The Gulf of Mexico is a region densely populated by marine mammals that must adapt to living in a highly active industrial environment. This paper presents a new approach to quantifying the anthropogenic impact on the marine mammal population. The results for sperm and beaked whales of a case study of regional population dynamics trends after the Deepwater Horizon oil spill, derived from passive acoustic-monitoring data gathered before and after the spill in the vicinity of the accident, are presented.

Assessing the Deepwater Horizon oil spill impact on marine mammal population through acoustics: endangered sperm whales.

Long-term monitoring of endangered species abundance based on acoustic recordings has not yet been pursued. This paper reports the first attempt to use multi-year passive acoustic data to study the impact of the Deepwater Horizon oil spill on the population of endangered sperm whales. Prior to the spill the Littoral Acoustic Demonstration Center (LADC) collected acoustic recordings near the spill site in 2007. These baseline data now provide a unique opportunity to better understand how the oil spill affected marine mammals in the Gulf of Mexico. In September 2010, LADC redeployed recording buoys at previously used locations 9, 25, and 50 miles away from the incident site. A statistical methodology that provides point and interval estimates of the abundance of the sperm whale population at the two nearest sites is presented. A comparison of the 2007 and the 2010 recordings shows a decrease in acoustic activity and abundance of sperm whales at the 9-mile site by a factor of 2, whereas acoustic activity and abundance at the 25-mile site has clearly increased. This indicates that some sperm whales may have relocated farther away from the spill. Follow-up experiments will be important for understanding long-term impact.

Three-dimensional seismic array characterization study: experiment and modeling.

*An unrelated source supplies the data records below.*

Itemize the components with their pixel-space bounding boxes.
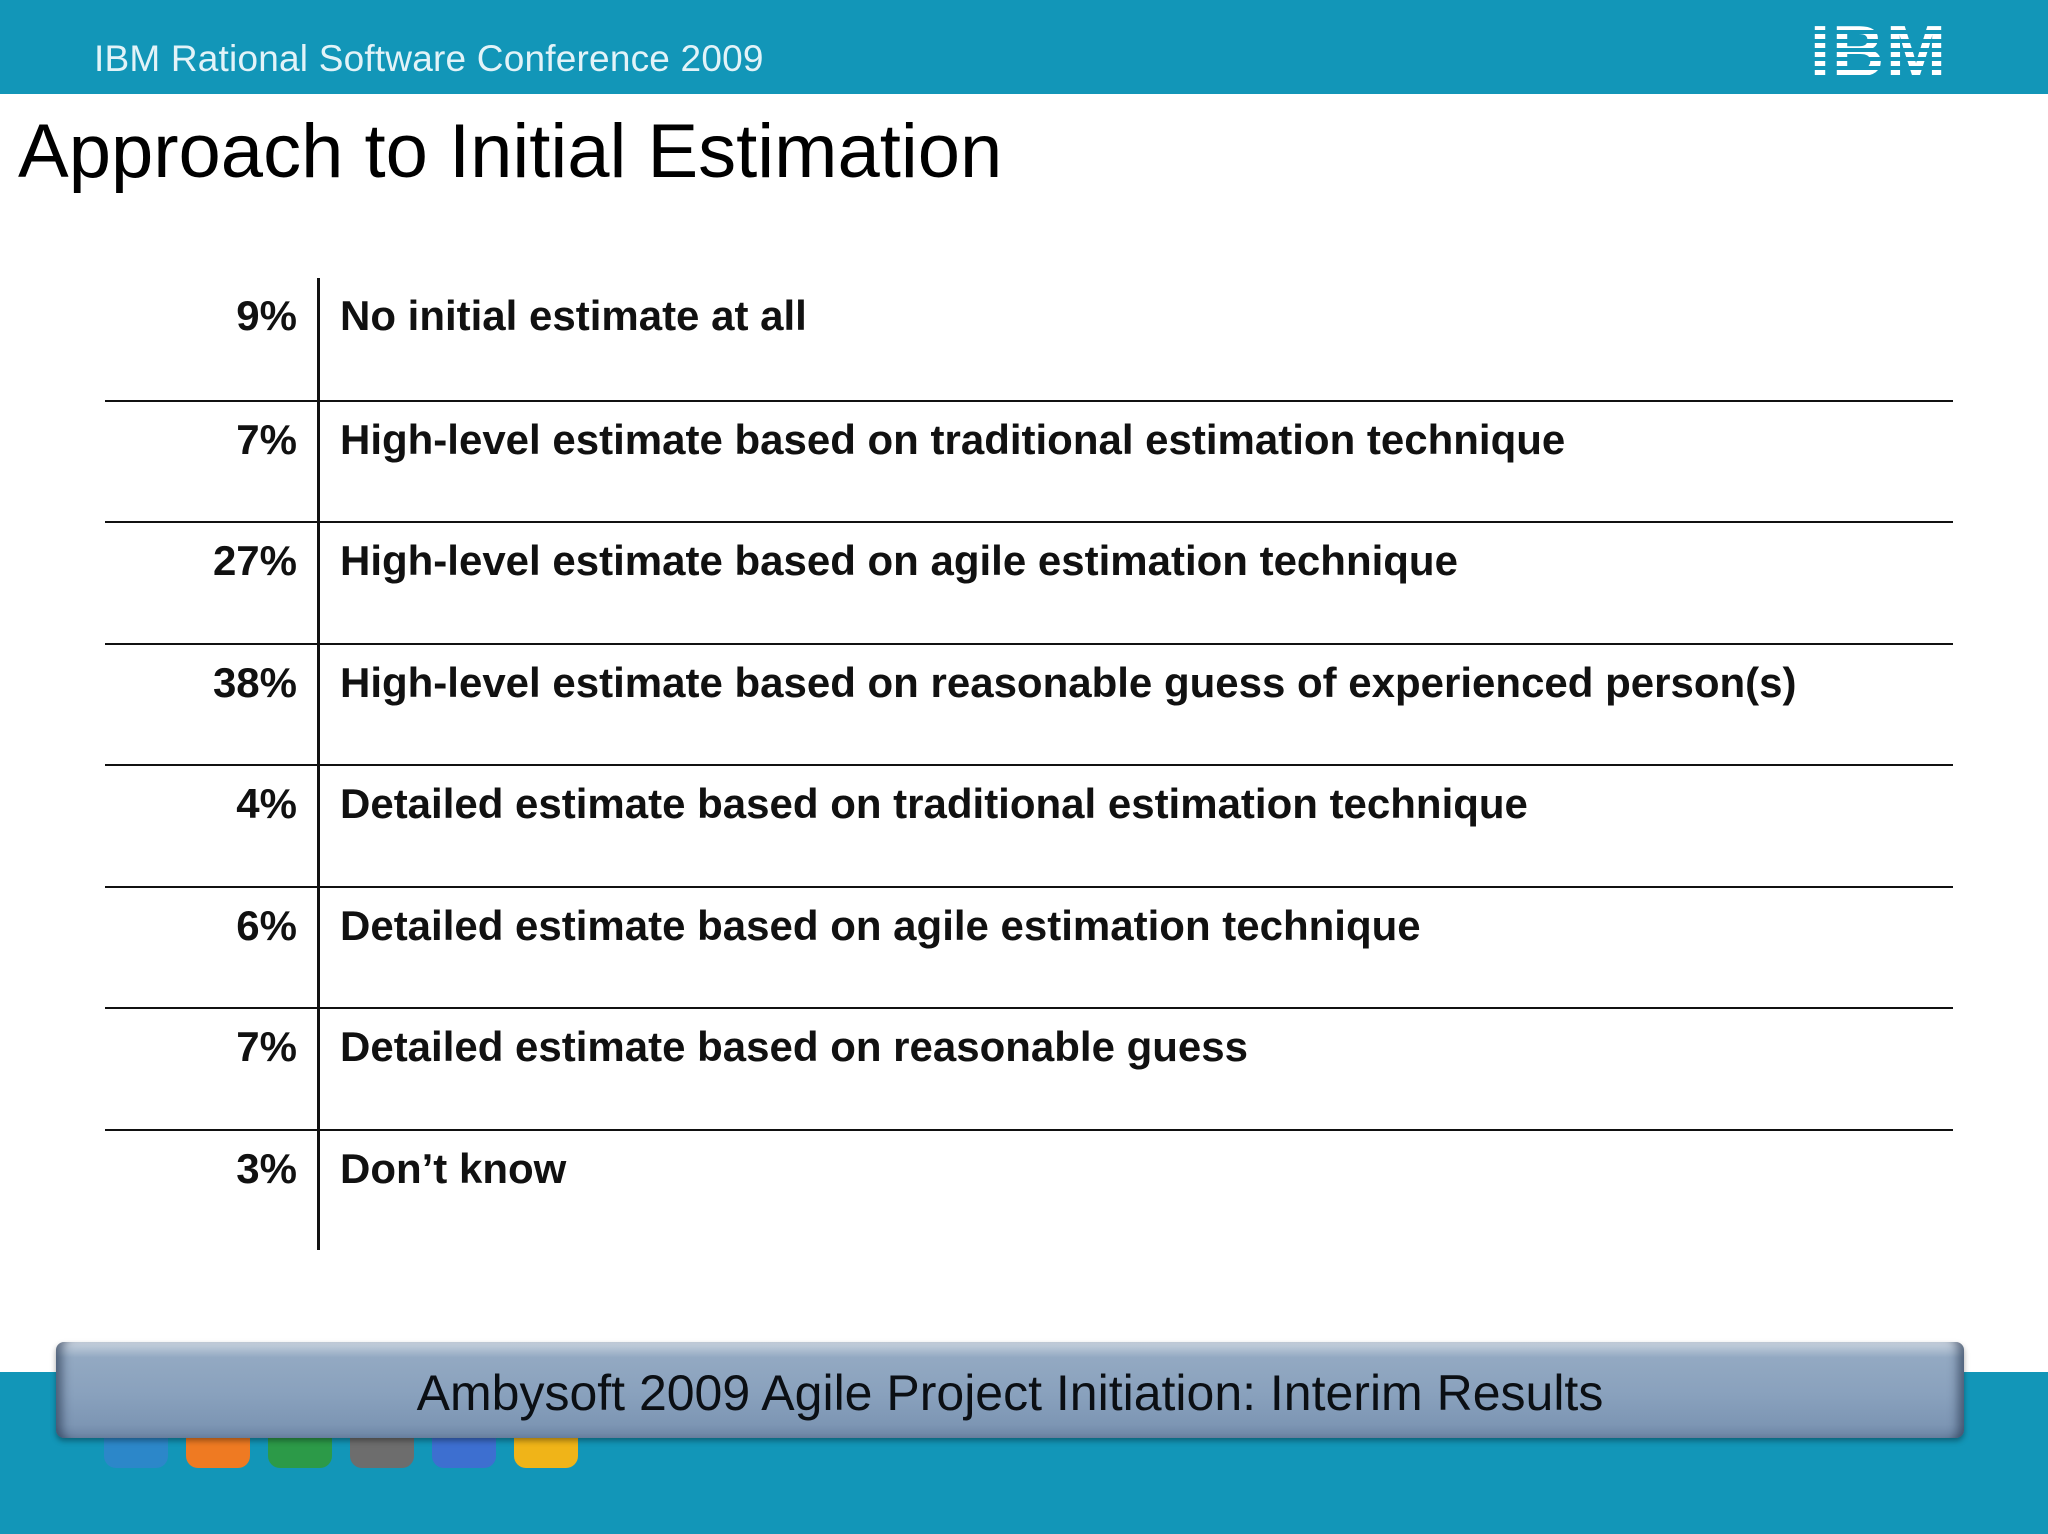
result-percent: 4% [236, 780, 297, 827]
result-label: Detailed estimate based on reasonable gu… [340, 1023, 1249, 1070]
result-row: 6% Detailed estimate based on agile estim… [105, 885, 1953, 1008]
header-bar: IBM Rational Software Conference 2009 IB… [0, 0, 2048, 94]
result-label: No initial estimate at all [340, 292, 807, 339]
result-percent: 9% [236, 292, 297, 339]
ibm-logo: IBM [1810, 16, 1948, 80]
conference-title: IBM Rational Software Conference 2009 [94, 38, 764, 79]
result-row: 3% Don’t know [105, 1128, 1953, 1251]
column-divider [317, 278, 320, 1250]
result-label: Detailed estimate based on traditional e… [340, 780, 1528, 827]
result-label: Don’t know [340, 1144, 567, 1192]
result-percent: 7% [236, 1023, 297, 1070]
footer-banner: Ambysoft 2009 Agile Project Initiation: … [56, 1342, 1964, 1438]
result-percent: 27% [212, 537, 297, 584]
result-label: High-level estimate based on agile estim… [340, 537, 1458, 584]
result-row: 7% High-level estimate based on tradition… [105, 399, 1953, 522]
svg-text:IBM: IBM [1810, 16, 1948, 80]
result-row: 9% No initial estimate at all [105, 278, 1953, 400]
slide-title: Approach to Initial Estimation [18, 109, 1003, 194]
result-percent: 7% [236, 415, 297, 463]
result-label: Detailed estimate based on agile estimat… [340, 901, 1421, 949]
result-row: 27% High-level estimate based on agile es… [105, 521, 1953, 643]
banner-text: Ambysoft 2009 Agile Project Initiation: … [416, 1365, 1604, 1421]
result-percent: 38% [212, 658, 297, 706]
result-percent: 6% [236, 901, 297, 949]
result-row: 4% Detailed estimate based on traditional… [105, 764, 1953, 886]
result-row: 38% High-level estimate based on reasonab… [105, 642, 1953, 765]
result-label: High-level estimate based on traditional… [340, 415, 1566, 463]
result-percent: 3% [236, 1144, 297, 1192]
result-row: 7% Detailed estimate based on reasonable … [105, 1007, 1953, 1129]
results-table: 9% No initial estimate at all 7% High-level… [105, 278, 1953, 1250]
result-label: High-level estimate based on reasonable … [340, 658, 1797, 706]
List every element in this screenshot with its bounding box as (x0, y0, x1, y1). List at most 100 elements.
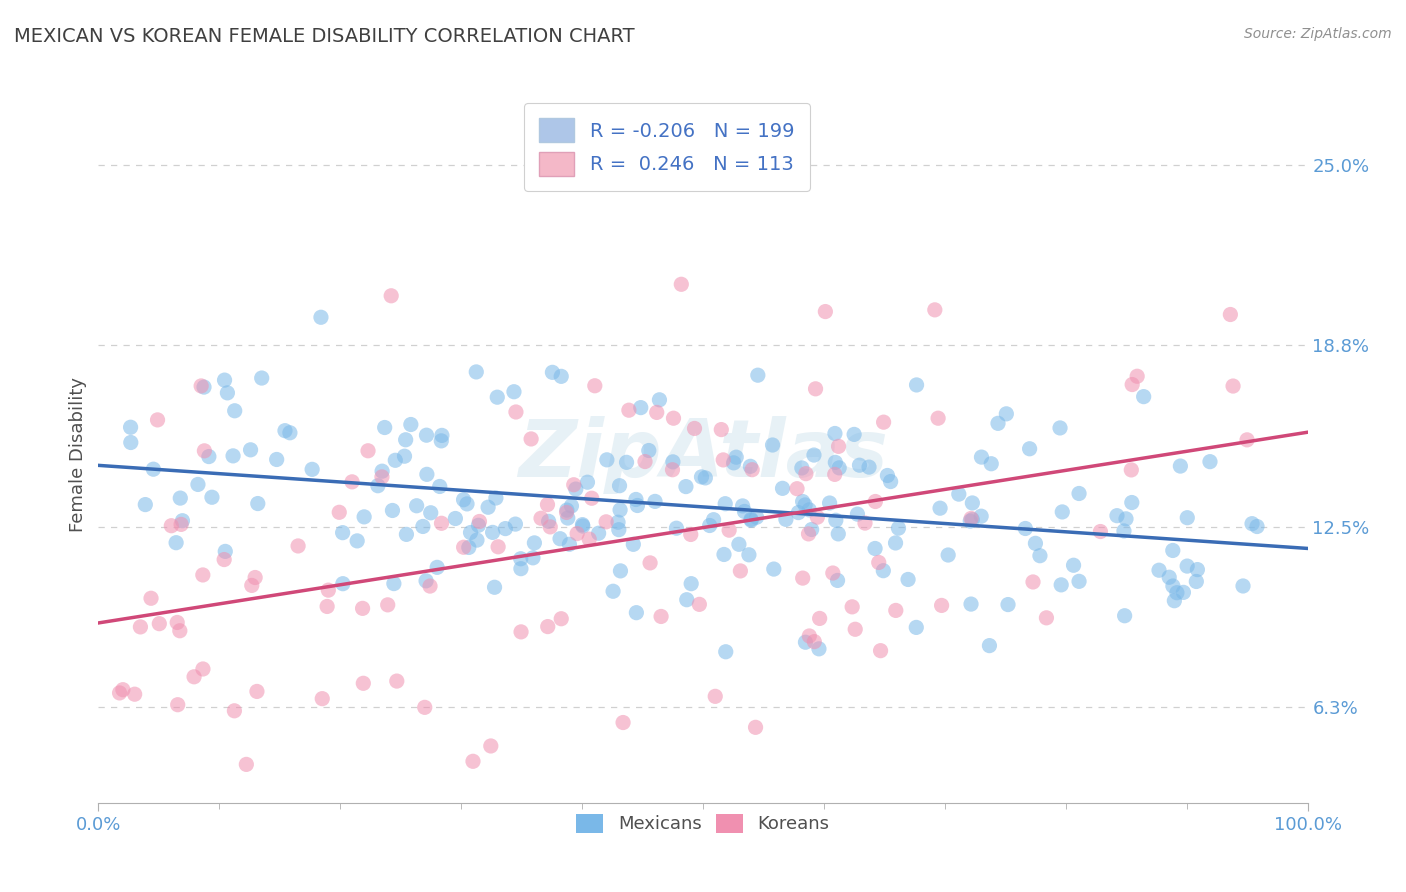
Point (214, 544, 236, 558)
Point (419, 506, 441, 520)
Point (1105, 508, 1128, 523)
Point (1222, 379, 1244, 393)
Point (246, 684, 269, 698)
Point (936, 548, 959, 562)
Point (740, 512, 762, 526)
Point (572, 519, 595, 533)
Point (1126, 369, 1149, 384)
Point (662, 411, 685, 425)
Point (787, 506, 810, 520)
Point (703, 513, 725, 527)
Point (1052, 505, 1074, 519)
Point (1050, 578, 1073, 592)
Point (1161, 579, 1184, 593)
Point (555, 503, 578, 517)
Point (558, 537, 581, 551)
Point (416, 467, 439, 482)
Point (1035, 611, 1057, 625)
Point (120, 420, 142, 434)
Point (675, 479, 697, 493)
Point (374, 420, 396, 434)
Point (484, 580, 506, 594)
Point (1018, 442, 1040, 456)
Point (858, 460, 880, 475)
Point (415, 574, 437, 588)
Point (790, 461, 813, 475)
Point (1219, 308, 1241, 322)
Point (560, 499, 582, 513)
Point (607, 523, 630, 537)
Point (537, 514, 560, 528)
Point (353, 509, 375, 524)
Point (413, 700, 436, 714)
Point (683, 421, 706, 435)
Point (346, 533, 368, 548)
Point (1161, 543, 1184, 558)
Point (1236, 433, 1258, 447)
Point (214, 373, 236, 387)
Point (430, 434, 453, 448)
Point (869, 643, 891, 657)
Point (481, 525, 503, 540)
Point (509, 551, 531, 566)
Point (588, 526, 610, 541)
Point (607, 515, 630, 529)
Point (841, 599, 863, 614)
Point (444, 511, 467, 525)
Point (650, 609, 672, 624)
Point (311, 691, 333, 706)
Point (486, 540, 509, 554)
Point (804, 382, 827, 396)
Point (465, 533, 488, 547)
Point (541, 365, 564, 379)
Point (486, 390, 509, 404)
Point (775, 512, 797, 526)
Point (382, 576, 405, 591)
Point (645, 405, 668, 419)
Point (970, 509, 993, 524)
Point (1199, 455, 1222, 469)
Point (1114, 608, 1136, 623)
Point (824, 467, 846, 482)
Point (661, 463, 683, 477)
Point (1029, 549, 1052, 563)
Point (887, 521, 910, 535)
Point (581, 491, 603, 506)
Point (134, 498, 156, 512)
Point (725, 450, 748, 465)
Point (160, 518, 183, 533)
Point (648, 392, 671, 407)
Point (246, 497, 269, 511)
Point (1175, 510, 1198, 524)
Point (960, 511, 983, 525)
Point (609, 564, 631, 578)
Point (505, 517, 527, 532)
Point (557, 511, 579, 525)
Point (139, 591, 162, 606)
Point (1246, 519, 1268, 533)
Point (800, 523, 823, 537)
Point (609, 479, 631, 493)
Point (797, 527, 820, 541)
Point (538, 520, 561, 534)
Point (960, 597, 983, 611)
Point (1067, 574, 1090, 589)
Text: MEXICAN VS KOREAN FEMALE DISABILITY CORRELATION CHART: MEXICAN VS KOREAN FEMALE DISABILITY CORR… (14, 27, 634, 45)
Point (429, 479, 451, 493)
Point (905, 378, 928, 392)
Point (550, 612, 572, 626)
Point (250, 371, 273, 385)
Point (240, 578, 263, 592)
Point (235, 757, 257, 772)
Point (596, 453, 619, 467)
Point (380, 289, 402, 303)
Point (827, 527, 849, 541)
Point (595, 515, 617, 529)
Point (394, 449, 416, 463)
Point (340, 475, 363, 489)
Point (704, 690, 727, 704)
Point (166, 615, 188, 630)
Point (794, 635, 817, 649)
Point (818, 496, 841, 510)
Point (550, 369, 572, 384)
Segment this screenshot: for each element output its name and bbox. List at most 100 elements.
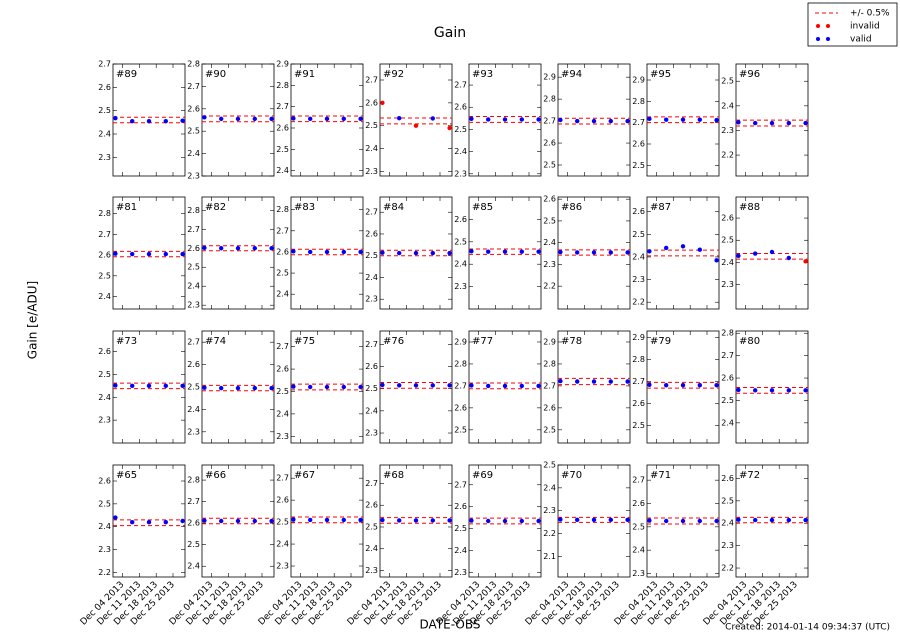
y-tick-label: 2.3 — [543, 260, 556, 269]
y-tick-label: 2.6 — [632, 399, 645, 408]
y-tick-label: 2.5 — [365, 522, 378, 531]
valid-point — [469, 116, 474, 121]
y-tick-label: 2.5 — [632, 522, 645, 531]
y-tick-label: 2.3 — [721, 541, 734, 550]
valid-point — [625, 118, 630, 124]
valid-point — [558, 378, 563, 384]
valid-point — [786, 517, 791, 523]
y-tick-label: 2.2 — [721, 564, 734, 573]
y-tick-label: 2.6 — [365, 98, 378, 107]
y-tick-label: 2.5 — [187, 127, 200, 136]
y-tick-label: 2.7 — [187, 82, 200, 91]
y-tick-label: 2.5 — [276, 518, 289, 527]
valid-point — [130, 383, 135, 389]
panel-title: #65 — [116, 470, 137, 481]
y-tick-label: 2.4 — [98, 130, 111, 139]
y-tick-label: 2.9 — [632, 76, 645, 85]
valid-point — [786, 120, 791, 126]
valid-point — [380, 382, 385, 388]
y-tick-label: 2.7 — [632, 377, 645, 386]
valid-point — [502, 249, 508, 254]
y-tick-label: 2.7 — [365, 76, 378, 85]
valid-point — [130, 519, 135, 525]
panel-title: #79 — [650, 336, 671, 347]
valid-point — [769, 249, 775, 255]
valid-point — [113, 383, 118, 388]
y-tick-label: 2.3 — [98, 545, 111, 554]
valid-point — [769, 388, 775, 393]
valid-point — [113, 115, 118, 121]
y-tick-label: 2.5 — [187, 263, 200, 272]
valid-point — [647, 518, 652, 523]
valid-point — [180, 518, 185, 524]
y-tick-label: 2.1 — [543, 552, 556, 561]
valid-point — [469, 518, 474, 523]
valid-point — [341, 384, 346, 390]
valid-point — [397, 250, 402, 256]
valid-point — [219, 518, 224, 524]
y-tick-label: 2.8 — [543, 359, 556, 368]
panel-frame — [112, 63, 186, 177]
panel-frame — [557, 330, 631, 444]
panel-title: #81 — [116, 202, 137, 213]
valid-point — [413, 383, 419, 388]
y-tick-label: 2.5 — [632, 230, 645, 239]
invalid-point — [803, 259, 808, 264]
y-tick-label: 2.5 — [721, 236, 734, 245]
y-tick-label: 2.3 — [454, 568, 467, 577]
valid-point — [235, 385, 241, 391]
y-tick-label: 2.3 — [276, 562, 289, 571]
y-tick-label: 2.6 — [276, 247, 289, 256]
y-tick-label: 2.3 — [365, 167, 378, 176]
valid-point — [358, 249, 363, 255]
valid-point — [252, 116, 257, 122]
valid-point — [575, 379, 580, 384]
valid-point — [469, 383, 474, 388]
valid-point — [380, 517, 385, 523]
valid-point — [575, 517, 580, 523]
valid-point — [113, 515, 118, 520]
valid-point — [714, 383, 719, 388]
valid-point — [558, 249, 563, 255]
y-axis-label: Gain [e/ADU] — [26, 281, 40, 359]
y-tick-label: 2.4 — [276, 540, 289, 549]
y-tick-label: 2.4 — [454, 147, 467, 156]
y-tick-label: 2.6 — [187, 104, 200, 113]
y-tick-label: 2.4 — [187, 562, 200, 571]
panel-title: #94 — [561, 69, 582, 80]
y-tick-label: 2.4 — [721, 519, 734, 528]
legend-marker — [816, 37, 820, 41]
footnote: Created: 2014-01-14 09:34:37 (UTC) — [725, 623, 890, 633]
panel-title: #72 — [739, 470, 760, 481]
y-tick-label: 2.5 — [276, 387, 289, 396]
panel-title: #70 — [561, 470, 582, 481]
valid-point — [608, 250, 613, 255]
panel-title: #86 — [561, 202, 582, 213]
y-tick-label: 2.4 — [454, 260, 467, 269]
y-tick-label: 2.5 — [454, 524, 467, 533]
y-tick-label: 2.6 — [98, 347, 111, 356]
valid-point — [647, 116, 652, 122]
valid-point — [664, 117, 669, 122]
panel-title: #96 — [739, 69, 760, 80]
panel-frame — [379, 196, 453, 310]
panel-frame — [468, 464, 542, 578]
panel-frame — [112, 196, 186, 310]
panel-frame — [557, 464, 631, 578]
valid-point — [664, 518, 669, 524]
invalid-point — [413, 123, 419, 128]
valid-point — [324, 517, 330, 523]
y-tick-label: 2.6 — [454, 502, 467, 511]
valid-point — [486, 117, 491, 122]
y-tick-label: 2.7 — [276, 342, 289, 351]
valid-point — [269, 385, 274, 391]
y-tick-label: 2.5 — [454, 237, 467, 246]
valid-point — [358, 116, 363, 122]
valid-point — [519, 249, 524, 254]
valid-point — [397, 383, 402, 388]
panel-frame — [379, 63, 453, 177]
valid-point — [430, 383, 435, 388]
y-tick-label: 2.4 — [721, 101, 734, 110]
y-tick-label: 2.7 — [721, 351, 734, 360]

In the summer of 2003, the Littoral Acoustic Demonstration Center conducted an acoustic characterization experiment for a 21-element marine seismic exploration airgun array of total volume of 0.0588 m(3) (3590 in.(3)). Two Environmental Acoustic Recording System buoys, one with a desensitized hydrophone, were deployed at a depth of 758 m in a water depth of 990 m, near Green's Canyon in the Gulf of Mexico. Shots over a grid were recorded and calibrated to produce absolute broadband (up to 25 kHz) pressure-time dependencies for a wide range of offsets and arrival angles in the water column. Experimental data are analyzed to obtain maximum received zero-to-peak pressure levels, maximum received sound exposure levels, and pressure levels in 13-octave frequency bands for each shot. Experimental data are quantitatively modeled by using an upgraded version of an underwater acoustic propagation model and seismic source modeling packages for a variety of ranges and arrival angles. Experimental and modeled data show good agreement in absolute pressure amplitudes and frequency interference patterns for frequencies up to 1000 Hz. The analysis is important for investigating the potential impact on marine mammals and fish and predicting the exposure levels for newly planned seismic surveys in other geographic areas.